L’immagine dell’orgoglio della libertà – Il Sole 24 ORE

Il volume celebra insieme tutti gli anni e tutte le battaglie e attraverso tempo e spazio accompagna in un viaggio dal passato al futuro; un percorso fotografico che ferma un istante di ogni Pride dal 1969 ad oggi portandoci a immaginare i prossimi, a interrogarci sui prossimi passi verso l’uguaglianza di diritti tra gli esseri umani in tutto io mondo.

Parigi 2002, Motevideo 2011, Uganda 2014, momenti cruciali per la comunità LGBTQIA+ e per le stesse nazioni, momenti che in alcuni casi forse non si ripeteranno mai, in paesi in cui i diritti sono proprietà del potere, e il potere, si sa, cambia.

Le testimonianze di Emiliano Reali (autore attivitsta e giornalista), Shrouk El-Attar (attivista per i diritti dei rifugiati LGBTQIA+, nel Regno Unito, nel 2028 è stata inserita dalla BBC tra le 100 donne più influenti del mondo), Silvia Ranfagni (autrice del podcat Corpi Liberi, docente e assistente alla regia per registi come Bertolucci e Tornatore), Sue Sanders (professorezza emerita dell’Harvey Milk Institute, ha ricevuto molti premi e ricevuto importantissime onorificenze per il suo impegno) ci dicono che la lotta è di tutti e per tutti, lotta di genere, lotta di origine, per la libertà di pensiero, lotta per la libertà dell’amore, per il diritto di essere cittadino libero. La lotta per la libertà.

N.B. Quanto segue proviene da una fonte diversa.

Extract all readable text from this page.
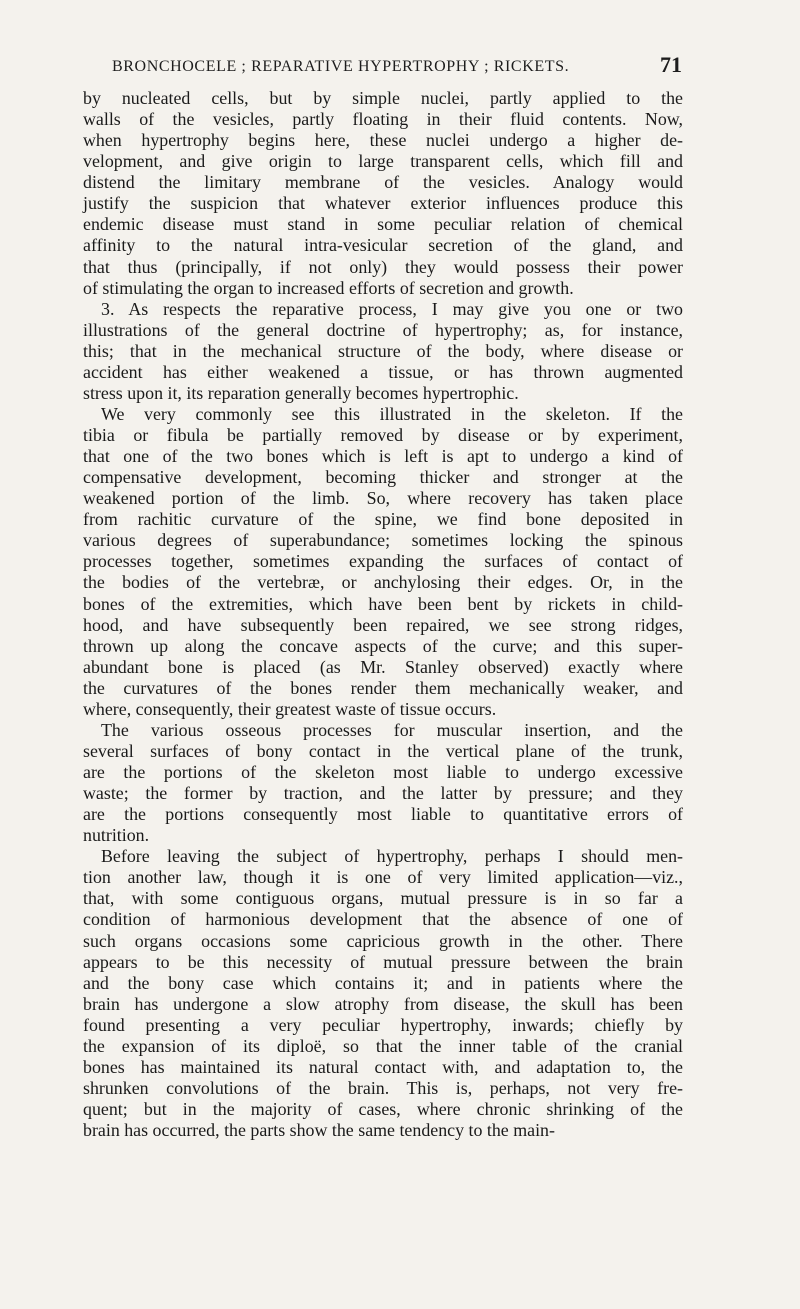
BRONCHOCELE ; REPARATIVE HYPERTROPHY ; RICKETS.	71

by nucleated cells, but by simple nuclei, partly applied to the
walls of the vesicles, partly floating in their fluid contents. Now,
when hypertrophy begins here, these nuclei undergo a higher de-
velopment, and give origin to large transparent cells, which fill and
distend the limitary membrane of the vesicles. Analogy would
justify the suspicion that whatever exterior influences produce this
endemic disease must stand in some peculiar relation of chemical
affinity to the natural intra-vesicular secretion of the gland, and
that thus (principally, if not only) they would possess their power
of stimulating the organ to increased efforts of secretion and growth.

3. As respects the reparative process, I may give you one or two
illustrations of the general doctrine of hypertrophy; as, for instance,
this; that in the mechanical structure of the body, where disease or
accident has either weakened a tissue, or has thrown augmented
stress upon it, its reparation generally becomes hypertrophic.

We very commonly see this illustrated in the skeleton. If the
tibia or fibula be partially removed by disease or by experiment,
that one of the two bones which is left is apt to undergo a kind of
compensative development, becoming thicker and stronger at the
weakened portion of the limb. So, where recovery has taken place
from rachitic curvature of the spine, we find bone deposited in
various degrees of superabundance; sometimes locking the spinous
processes together, sometimes expanding the surfaces of contact of
the bodies of the vertebræ, or anchylosing their edges. Or, in the
bones of the extremities, which have been bent by rickets in child-
hood, and have subsequently been repaired, we see strong ridges,
thrown up along the concave aspects of the curve; and this super-
abundant bone is placed (as Mr. Stanley observed) exactly where
the curvatures of the bones render them mechanically weaker, and
where, consequently, their greatest waste of tissue occurs.

The various osseous processes for muscular insertion, and the
several surfaces of bony contact in the vertical plane of the trunk,
are the portions of the skeleton most liable to undergo excessive
waste; the former by traction, and the latter by pressure; and they
are the portions consequently most liable to quantitative errors of
nutrition.

Before leaving the subject of hypertrophy, perhaps I should men-
tion another law, though it is one of very limited application—viz.,
that, with some contiguous organs, mutual pressure is in so far a
condition of harmonious development that the absence of one of
such organs occasions some capricious growth in the other. There
appears to be this necessity of mutual pressure between the brain
and the bony case which contains it; and in patients where the
brain has undergone a slow atrophy from disease, the skull has been
found presenting a very peculiar hypertrophy, inwards; chiefly by
the expansion of its diploë, so that the inner table of the cranial
bones has maintained its natural contact with, and adaptation to, the
shrunken convolutions of the brain. This is, perhaps, not very fre-
quent; but in the majority of cases, where chronic shrinking of the
brain has occurred, the parts show the same tendency to the main-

Forte l’intenzione sottesa a questo libro fotografico che Asia Graziano, curatrice del volume, descrive “come convinzione che l’emarginazione, la discriminazine sociale ed economica, il giudizio e la violenza verbale e fisica che con minore o maggiore intensità, a seconda delle diverse latitudini o dei momenti storici la comunità si trova a subire, possano esser sconfitti solo grazie all’informazione, alla cultura e alla conquista di spazi di ascolto e diritti”.

Non possiamo non ricordare alcuni dati, fotografia della situazione attuale: nel gennaio 2024 sono ancora sessantatrè gli stati che criminalizzano gli atti sessuali tra persone dello stesso sesso, otto di questi prevedono la pena di morte e nove la reclusione a vita. L’Italia sta facendo passi indietro e secondo uno studio di Ranibow Europe pubblicata su ILGA (piattaforma per la Commissione per gli Affari sociali del Parlamento Europeo) occupa un deludente 36simo posto su 49paesi valutati.